Not every day is easy, in fact some of them are down right hard. Most of the time Easton can communicate with us, but in those times where we don't have a clue what our child needs or wants...it's difficult. It's difficult when he laughs while being in trouble, or when he purposely will defy you just to see what reaction he'll get. It's hard when he says he's hungry but won't eat, or when he starts pouting because he wants to do something other than what you want him to do. It's tough when you know he's capable of going to the potty, but will use his diaper just so he doesn't have to stop doing what he wants to. It's heartbreaking when he's upset but won't let you near him.
As our pastor often says "Thank God for BUTs"...
isn't that normal with every child you've ever known. Aren't biological children just as difficult sometimes. I'll answer with a big YES. Even though we have no biological children, most of the struggles we have with Easton would be no different if he was biologically ours.
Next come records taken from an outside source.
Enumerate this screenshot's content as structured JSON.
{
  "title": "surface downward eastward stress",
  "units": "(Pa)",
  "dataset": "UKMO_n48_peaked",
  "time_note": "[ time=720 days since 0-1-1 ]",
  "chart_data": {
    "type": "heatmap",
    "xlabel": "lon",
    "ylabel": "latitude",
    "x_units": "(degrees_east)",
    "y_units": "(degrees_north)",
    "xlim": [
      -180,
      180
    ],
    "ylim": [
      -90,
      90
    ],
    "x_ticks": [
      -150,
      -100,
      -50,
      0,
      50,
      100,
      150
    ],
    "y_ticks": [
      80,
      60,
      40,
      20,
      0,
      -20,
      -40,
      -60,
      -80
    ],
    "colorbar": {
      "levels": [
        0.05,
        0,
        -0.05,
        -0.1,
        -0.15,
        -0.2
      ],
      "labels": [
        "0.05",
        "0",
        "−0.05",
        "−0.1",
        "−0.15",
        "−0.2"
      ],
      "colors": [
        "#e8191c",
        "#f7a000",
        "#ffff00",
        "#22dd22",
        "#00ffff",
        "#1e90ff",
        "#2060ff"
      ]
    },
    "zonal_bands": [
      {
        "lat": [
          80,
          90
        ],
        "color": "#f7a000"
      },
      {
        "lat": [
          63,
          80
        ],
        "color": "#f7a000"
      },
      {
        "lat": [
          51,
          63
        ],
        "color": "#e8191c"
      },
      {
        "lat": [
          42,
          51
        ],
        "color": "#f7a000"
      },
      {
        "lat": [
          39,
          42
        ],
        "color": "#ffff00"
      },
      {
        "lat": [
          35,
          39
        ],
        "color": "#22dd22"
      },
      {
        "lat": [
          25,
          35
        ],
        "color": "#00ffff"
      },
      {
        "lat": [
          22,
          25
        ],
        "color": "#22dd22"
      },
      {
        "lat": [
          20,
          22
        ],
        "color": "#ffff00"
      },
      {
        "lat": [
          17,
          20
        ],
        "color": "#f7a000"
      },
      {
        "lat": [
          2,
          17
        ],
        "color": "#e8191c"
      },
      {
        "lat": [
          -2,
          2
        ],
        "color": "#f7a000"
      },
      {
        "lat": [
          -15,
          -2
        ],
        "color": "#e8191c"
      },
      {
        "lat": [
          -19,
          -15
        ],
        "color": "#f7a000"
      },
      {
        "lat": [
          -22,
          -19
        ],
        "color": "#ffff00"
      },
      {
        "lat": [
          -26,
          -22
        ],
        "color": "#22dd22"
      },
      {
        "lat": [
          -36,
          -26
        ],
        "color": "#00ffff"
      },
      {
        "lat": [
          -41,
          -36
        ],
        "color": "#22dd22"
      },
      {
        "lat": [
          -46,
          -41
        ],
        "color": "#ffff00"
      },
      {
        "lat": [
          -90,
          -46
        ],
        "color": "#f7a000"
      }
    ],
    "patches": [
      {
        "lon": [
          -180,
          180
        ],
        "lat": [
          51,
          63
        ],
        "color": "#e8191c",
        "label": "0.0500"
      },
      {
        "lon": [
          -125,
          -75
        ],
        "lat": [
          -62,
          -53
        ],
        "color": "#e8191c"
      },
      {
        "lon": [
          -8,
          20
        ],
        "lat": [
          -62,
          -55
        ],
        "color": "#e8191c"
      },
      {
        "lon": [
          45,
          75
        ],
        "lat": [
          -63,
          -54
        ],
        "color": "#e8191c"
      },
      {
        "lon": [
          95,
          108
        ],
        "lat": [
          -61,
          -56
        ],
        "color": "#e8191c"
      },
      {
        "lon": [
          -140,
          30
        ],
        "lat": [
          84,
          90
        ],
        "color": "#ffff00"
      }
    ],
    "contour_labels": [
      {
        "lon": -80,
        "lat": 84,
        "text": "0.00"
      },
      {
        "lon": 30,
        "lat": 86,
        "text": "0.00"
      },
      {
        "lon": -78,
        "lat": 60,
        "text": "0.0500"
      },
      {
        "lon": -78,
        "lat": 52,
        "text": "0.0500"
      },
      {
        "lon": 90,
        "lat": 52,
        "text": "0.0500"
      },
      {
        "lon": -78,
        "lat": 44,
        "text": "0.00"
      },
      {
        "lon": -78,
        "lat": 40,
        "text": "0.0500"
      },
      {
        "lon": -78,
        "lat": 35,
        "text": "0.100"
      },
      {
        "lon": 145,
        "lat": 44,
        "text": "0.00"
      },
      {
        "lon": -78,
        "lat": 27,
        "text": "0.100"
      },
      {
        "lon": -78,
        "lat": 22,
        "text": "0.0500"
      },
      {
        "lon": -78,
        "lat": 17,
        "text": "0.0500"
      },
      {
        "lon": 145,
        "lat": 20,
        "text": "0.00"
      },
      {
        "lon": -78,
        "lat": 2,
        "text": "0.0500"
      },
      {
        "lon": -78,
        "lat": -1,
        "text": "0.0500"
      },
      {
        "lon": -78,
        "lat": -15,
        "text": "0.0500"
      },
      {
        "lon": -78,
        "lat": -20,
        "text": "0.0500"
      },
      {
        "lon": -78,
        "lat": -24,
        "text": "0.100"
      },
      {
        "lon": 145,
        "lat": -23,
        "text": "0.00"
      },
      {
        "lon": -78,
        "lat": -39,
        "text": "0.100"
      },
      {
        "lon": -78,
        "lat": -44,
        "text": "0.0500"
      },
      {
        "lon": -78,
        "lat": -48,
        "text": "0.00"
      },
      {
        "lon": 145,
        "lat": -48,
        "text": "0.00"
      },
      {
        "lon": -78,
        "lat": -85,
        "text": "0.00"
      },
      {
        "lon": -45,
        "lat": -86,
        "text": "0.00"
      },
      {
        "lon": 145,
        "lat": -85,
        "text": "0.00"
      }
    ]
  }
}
Yes it's hard and we lose patience, maybe even many times a day, BUT it is soooo worth it. I would do it a million times over and over again.
The hard stuff doesn't even come close to comparing to the joy, happiness, and Character building Easton is doing in our lives. I've learned a lot about myself through easton. A lot of things I don't necessarily like, and am trying to work on, but I've heard parenthood will do that to you!
So with all of that said...
We want more of this joy and happiness Easton has filled our lives with. We are excited to announce that we are beginning the process of adoption again! Our family is going to grow again and we couldn't be more excited.
We will not be going back to Bulgaria, in fact we are going to a different continent all together, but we are beyond thrilled.
If Easton has taught us anything....it's that the children the world has discarded and sees as unworthy often wait the longest for families, but are by far the biggest blessing! So for that reason we will be going through a special needs program again.
We did not choose it at first last time, until we saw Easton's picture, but this time we are determined to bring one of these sweet angels home and into our family.
We are very open to whatever God has for us this time and unlike last time are not specifying gender or limited needs. While we hope to adopt a child with cleft lip/cleft palate or limb differences (due to the overwhelming need in the country we are going to) we are open to many other needs.
God proved Himself time and time again during our last adoption, and we are even more excited to watch him do it again. We can't wait for Easton to have a sibling to play with and learn from!!
We hope you will join us on this journey as we take it on for the 2nd time. It will be no easier this time, in fact, financially it will probably be much harder, but the bigger the mountain the more room for God to work and show his power and majesty!
This journey will likely take 2 years and will no doubt test my patience again but we are prepared for the uphill battle and are confident that God has ordained this adoption.